A recent question in literary studies is if the existence of violence in adolescent novels is appropriate and defensible. The danger of the portrayal of violence in the minds of many is that the representation itself may become a form of promoting violence. However, it is not the presence or absence of violence that makes the book appropriate or inappropriate, but how it is dealt with. Addressing violence should not make it seem trivial or encourage destructive actions. It remains to be seen what the outcome of the violence will. It is questionable whether the abuser suffers or expresses remorse—if violence is to be shown as normal and trivial. There are mainly two approaches here: to show violence only for the sake of showing it with no moral lesson at the end, or to show violence not for sake of approving or propagating it but for the purpose of showing how literature could be a safe haven for experiencing anything unpleasant that happens in the outside world. The audience can read their own experience in the book and see how the protagonist was able to get through this situation, the experiences that help him to put himself in the place of others, and if one day he encounters a bully student at school, he may be able to interact with him.

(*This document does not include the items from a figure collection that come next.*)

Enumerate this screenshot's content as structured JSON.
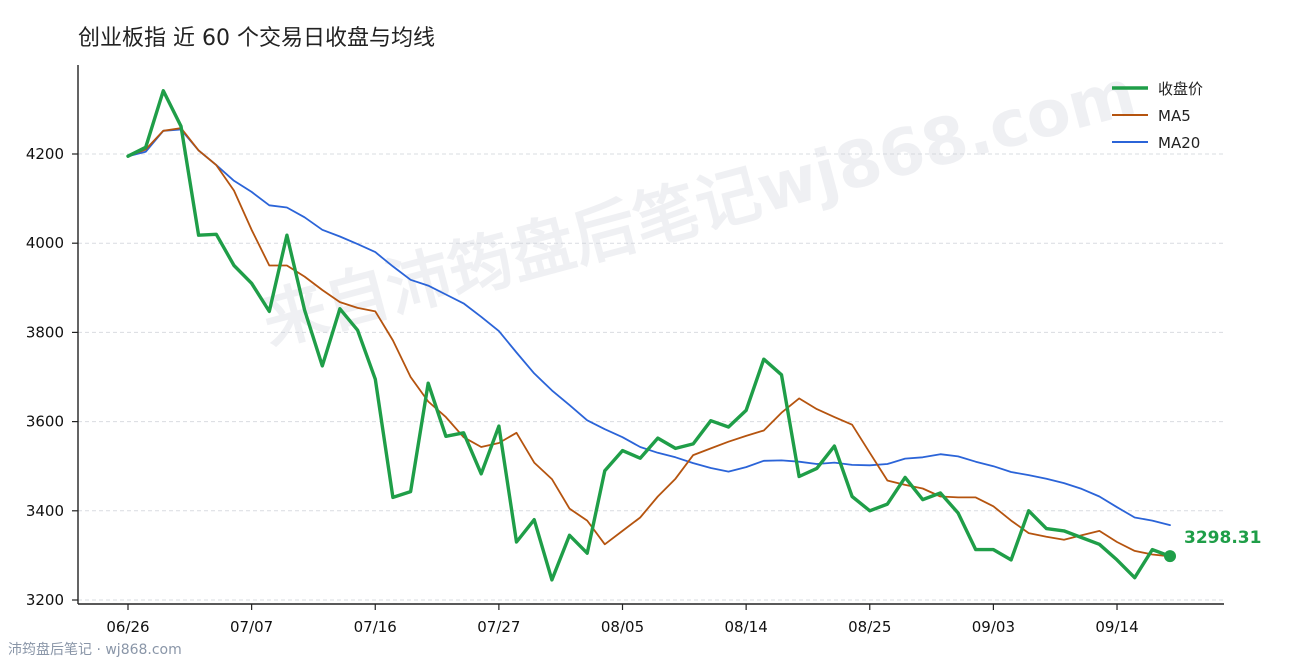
{
  "chart_data": {
    "type": "line",
    "title": "创业板指 近 60 个交易日收盘与均线",
    "xlabel": "",
    "ylabel": "",
    "ylim": [
      3180,
      4330
    ],
    "yticks": [
      3200,
      3400,
      3600,
      3800,
      4000,
      4200
    ],
    "xtick_labels": [
      "06/26",
      "07/07",
      "07/16",
      "07/27",
      "08/05",
      "08/14",
      "08/25",
      "09/03",
      "09/14"
    ],
    "xtick_index": [
      0,
      7,
      14,
      21,
      28,
      35,
      42,
      49,
      56
    ],
    "grid": "horizontal dashed",
    "legend": "top-right",
    "series": [
      {
        "name": "收盘价",
        "color": "#1f9e48",
        "values": [
          4195,
          4215,
          4342,
          4262,
          4018,
          4020,
          3950,
          3910,
          3847,
          4018,
          3850,
          3725,
          3853,
          3805,
          3695,
          3430,
          3443,
          3686,
          3567,
          3575,
          3483,
          3590,
          3330,
          3380,
          3245,
          3345,
          3305,
          3490,
          3535,
          3518,
          3563,
          3540,
          3550,
          3602,
          3588,
          3625,
          3740,
          3705,
          3477,
          3495,
          3545,
          3432,
          3400,
          3415,
          3475,
          3425,
          3440,
          3395,
          3313,
          3313,
          3290,
          3400,
          3360,
          3355,
          3340,
          3325,
          3290,
          3250,
          3313,
          3298.31
        ]
      },
      {
        "name": "MA5",
        "color": "#b5540f",
        "values": [
          4195,
          4210,
          4252,
          4258,
          4208,
          4175,
          4118,
          4030,
          3950,
          3950,
          3925,
          3895,
          3868,
          3855,
          3847,
          3782,
          3700,
          3645,
          3610,
          3565,
          3543,
          3552,
          3575,
          3508,
          3471,
          3405,
          3378,
          3325,
          3355,
          3385,
          3432,
          3472,
          3525,
          3540,
          3555,
          3568,
          3580,
          3620,
          3652,
          3628,
          3610,
          3593,
          3530,
          3468,
          3458,
          3450,
          3432,
          3430,
          3430,
          3410,
          3378,
          3350,
          3342,
          3335,
          3345,
          3355,
          3330,
          3310,
          3302,
          3298
        ]
      },
      {
        "name": "MA20",
        "color": "#2b64d8",
        "values": [
          4195,
          4205,
          4252,
          4255,
          4208,
          4175,
          4140,
          4115,
          4085,
          4080,
          4058,
          4030,
          4015,
          3998,
          3980,
          3948,
          3918,
          3905,
          3885,
          3865,
          3835,
          3803,
          3755,
          3708,
          3670,
          3637,
          3603,
          3583,
          3565,
          3543,
          3530,
          3520,
          3507,
          3496,
          3488,
          3498,
          3512,
          3513,
          3510,
          3505,
          3508,
          3503,
          3502,
          3505,
          3517,
          3520,
          3527,
          3522,
          3510,
          3500,
          3487,
          3480,
          3472,
          3462,
          3449,
          3432,
          3408,
          3385,
          3378,
          3368
        ]
      }
    ],
    "end_label": "3298.31"
  },
  "watermark": "来自沛筠盘后笔记wj868.com",
  "footer": "沛筠盘后笔记 · wj868.com"
}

The display of violence in children's books does not mean its promotion, the display of violence acts precisely against violence, the display of violence in the search for a world full of peace and free from violence. Also, by showing violence, the author can to some extent prevent its possible occurrence. On the other hand, the adolescent audience can identify with the main character and share in their experience, to the extent that the pain and suffering caused by violence becomes awareness and gives the audience a new perspective. In fact, books about war and war migrants and the daily violence in society give children the opportunity to see the world around them with an open mind.